According to https://stackoverflow.com/a/15936270, a specific programming language may create more or less threads, but it is irrelevant when determining what to do with those threads. The OS and CPU handle this, so this happens regardless of the programming language used.

enter image description here

Just to clarify, I am asking about a single thread run across multiple cores, not about running multiple threads on a single core.

What is wrong with my summary? Where and how is a thread's instructions split up among multiple cores? Does the programming language matter? I know this is a broad subject; I am hoping for a high-level understanding of it.

Best Answer

The operating system offers time slices of CPU to threads that are eligible to run.

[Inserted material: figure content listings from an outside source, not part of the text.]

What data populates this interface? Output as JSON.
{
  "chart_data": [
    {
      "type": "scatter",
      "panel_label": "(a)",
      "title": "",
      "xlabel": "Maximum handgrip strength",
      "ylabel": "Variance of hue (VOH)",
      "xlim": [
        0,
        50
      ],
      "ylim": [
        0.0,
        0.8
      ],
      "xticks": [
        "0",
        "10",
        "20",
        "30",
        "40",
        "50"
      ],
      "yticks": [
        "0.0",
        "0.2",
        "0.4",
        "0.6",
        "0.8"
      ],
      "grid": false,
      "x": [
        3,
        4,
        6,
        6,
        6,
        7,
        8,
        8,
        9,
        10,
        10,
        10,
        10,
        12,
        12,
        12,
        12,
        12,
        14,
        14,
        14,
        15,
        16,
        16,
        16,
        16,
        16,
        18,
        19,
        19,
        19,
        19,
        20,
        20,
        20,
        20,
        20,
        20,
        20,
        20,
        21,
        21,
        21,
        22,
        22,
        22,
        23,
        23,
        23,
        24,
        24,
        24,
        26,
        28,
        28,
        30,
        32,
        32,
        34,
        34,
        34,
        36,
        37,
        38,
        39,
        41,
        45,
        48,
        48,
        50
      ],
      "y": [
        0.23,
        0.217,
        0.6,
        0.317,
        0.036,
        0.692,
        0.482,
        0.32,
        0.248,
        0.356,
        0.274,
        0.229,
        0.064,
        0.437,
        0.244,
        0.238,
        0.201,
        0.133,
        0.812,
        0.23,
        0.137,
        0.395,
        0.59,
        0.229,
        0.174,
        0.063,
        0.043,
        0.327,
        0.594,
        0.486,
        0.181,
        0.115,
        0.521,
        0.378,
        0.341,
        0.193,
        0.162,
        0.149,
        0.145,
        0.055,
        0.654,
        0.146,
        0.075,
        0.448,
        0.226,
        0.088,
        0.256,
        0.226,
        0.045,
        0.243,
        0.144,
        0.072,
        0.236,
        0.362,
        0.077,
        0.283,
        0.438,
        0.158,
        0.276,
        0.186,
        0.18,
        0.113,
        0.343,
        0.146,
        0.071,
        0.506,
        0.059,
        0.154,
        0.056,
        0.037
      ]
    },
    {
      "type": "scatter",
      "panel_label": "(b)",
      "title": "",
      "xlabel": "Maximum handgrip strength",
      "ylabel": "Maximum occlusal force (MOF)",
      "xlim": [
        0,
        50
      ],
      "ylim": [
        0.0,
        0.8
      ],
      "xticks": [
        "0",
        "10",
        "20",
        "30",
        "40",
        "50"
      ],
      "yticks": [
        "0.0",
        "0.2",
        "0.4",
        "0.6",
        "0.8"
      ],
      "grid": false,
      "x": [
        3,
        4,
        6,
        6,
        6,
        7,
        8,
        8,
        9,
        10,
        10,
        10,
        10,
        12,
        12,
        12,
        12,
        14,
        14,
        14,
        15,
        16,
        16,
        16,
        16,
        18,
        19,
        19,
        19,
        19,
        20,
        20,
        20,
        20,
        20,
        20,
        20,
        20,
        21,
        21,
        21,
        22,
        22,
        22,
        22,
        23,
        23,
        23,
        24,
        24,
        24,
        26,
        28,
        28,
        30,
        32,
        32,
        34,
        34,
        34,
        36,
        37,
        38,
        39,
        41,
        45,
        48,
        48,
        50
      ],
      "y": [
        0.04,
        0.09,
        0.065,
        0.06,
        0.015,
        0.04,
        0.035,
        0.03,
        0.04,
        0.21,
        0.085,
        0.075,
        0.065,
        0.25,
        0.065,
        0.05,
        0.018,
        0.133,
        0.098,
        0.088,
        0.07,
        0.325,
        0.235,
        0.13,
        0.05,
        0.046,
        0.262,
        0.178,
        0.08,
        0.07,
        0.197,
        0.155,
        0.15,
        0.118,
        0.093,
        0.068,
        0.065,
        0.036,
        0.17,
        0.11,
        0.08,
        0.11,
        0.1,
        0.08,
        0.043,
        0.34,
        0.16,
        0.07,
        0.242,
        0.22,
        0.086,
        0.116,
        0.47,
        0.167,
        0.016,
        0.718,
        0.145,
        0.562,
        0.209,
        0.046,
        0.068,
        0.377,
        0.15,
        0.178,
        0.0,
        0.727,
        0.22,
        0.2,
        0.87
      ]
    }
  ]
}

If there is only one core, then the operating system schedules the most eligible thread to run on that core for a time slice. After a time slice is completed, or when the running thread blocks on IO, or when the processor is interrupted by external events, the operating system reevaluates what thread to run next (and it could choose the same thread again or a different one).

Eligibility to run consists of variations on fairness and priority and readiness, and by this method various threads get time slices, some more than others.

If there are multiple cores, N, then the operating system schedules the most eligible N threads to run on the cores.

Processor Affinity is an efficiency consideration. Each time a CPU runs a different thread than before, it tends to slow down a bit because its cache is warm for the previous thread, but cold to the new one. Thus, running the same thread on the same processor over numerous time slices is an efficiency advantage.

However, the operating system is free to offer one thread time-slices on different CPUs, and it could rotate through all the CPUs on different time slices. It cannot, however, as @gnasher729 says, run one thread on multiple CPUs simultaneously.

Hyperthreading is a method in hardware by which a single enhanced CPU core can support execution of two or more different threads simultaneously. (Such a CPU can offer additional threads at lower cost in silicon real-estate than additional full cores.) This enhanced CPU core needs to support additional state for the other threads, such as CPU register values, and also has coordination state & behavior that enables sharing of functional units within that CPU without conflating the threads.

Hyperthreading, while technically challenging from a hardware perspective, from the programmer's perspective, the execution model is merely that of additional CPU cores rather than anything more complex. So, the operating system sees additional CPU cores, though there are some new processor affinity issues as several hyperthreaded threads are sharing one CPU core's cache architecture.


We might naively think that two threads running on a hyperthreadded core each run half as fast as they would each with their own full core. But this is not necessarily the case, since a single thread's execution is full of slack cycles, and some amount of them can be used by the other hyperthreaded thread. Further, even during non-slack cycles, one thread may be using different functional units than the other so simultaneous execution can occur. The enhanced CPU for hyperthreading may have a few more of certain heavily used functional units specially to support that.